One-time $1,400 handouts and even regular $300 unemployment subsidies won’t pay the mortgages or feed families very long, and every day there are fewer families bringing in anything close to that mythical $150,000. For many, it’s more like… nothing. The one-time bailouts of recklessly insolvent city and state governments and pension funds will only postpone their collapse. The varying guaranteed basic income schemes, enhanced child credits, advances on tax refunds, and other gimmicks would turn the former working class into sub-lumpenproles with nothing to occupy them but crime and vice. In fact, we already have a sizable underclass demonstrating exactly what you’ll get from enlarging the social group dependent on government support.
The only other question for now is when do the different population groups in this land explode in violence? The group loosely bundled as “Red” is angry enough with the ongoing insults of Wokery, failed rule-of-law, and abridgments of basic constitutional rights. The states where they dominate are likely to resist any more fiats by the federal government, like the imminent attempt to confiscate firearms. The “Blue” auxiliary armies are beyond their creators’ control. Antifa will be ready to rock-and-roll in the streets with good weather because so many young people have absolutely no prospects to thrive in the collapsing economy, and the streets have become their social space, with so little money for lattes and beers.

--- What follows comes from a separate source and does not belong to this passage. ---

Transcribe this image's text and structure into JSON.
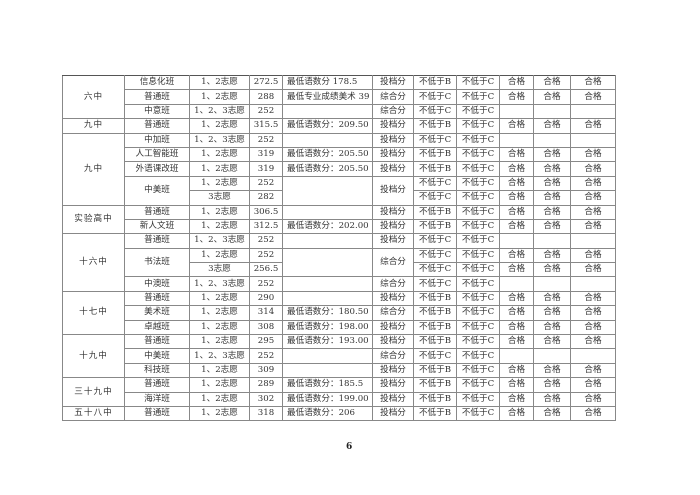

And BLM need look no further than the Derrick Chauvin trial in Minnesota, starting today, for an excuse to resume its characteristic activities.
Does anyone seriously believe that the husk of Joe Biden will remain in office more than another few weeks? It’s obvious that he doesn’t have the mental mojo to work an authentic press conference, and surely not the customary address to a joint session of Congress. Even the news media may seek to know who is actually in charge of the executive branch before much longer. Pay close attention to events unspooling. Get ready for trouble. It’s coming every which way, from money to public order to rollicking spring weather."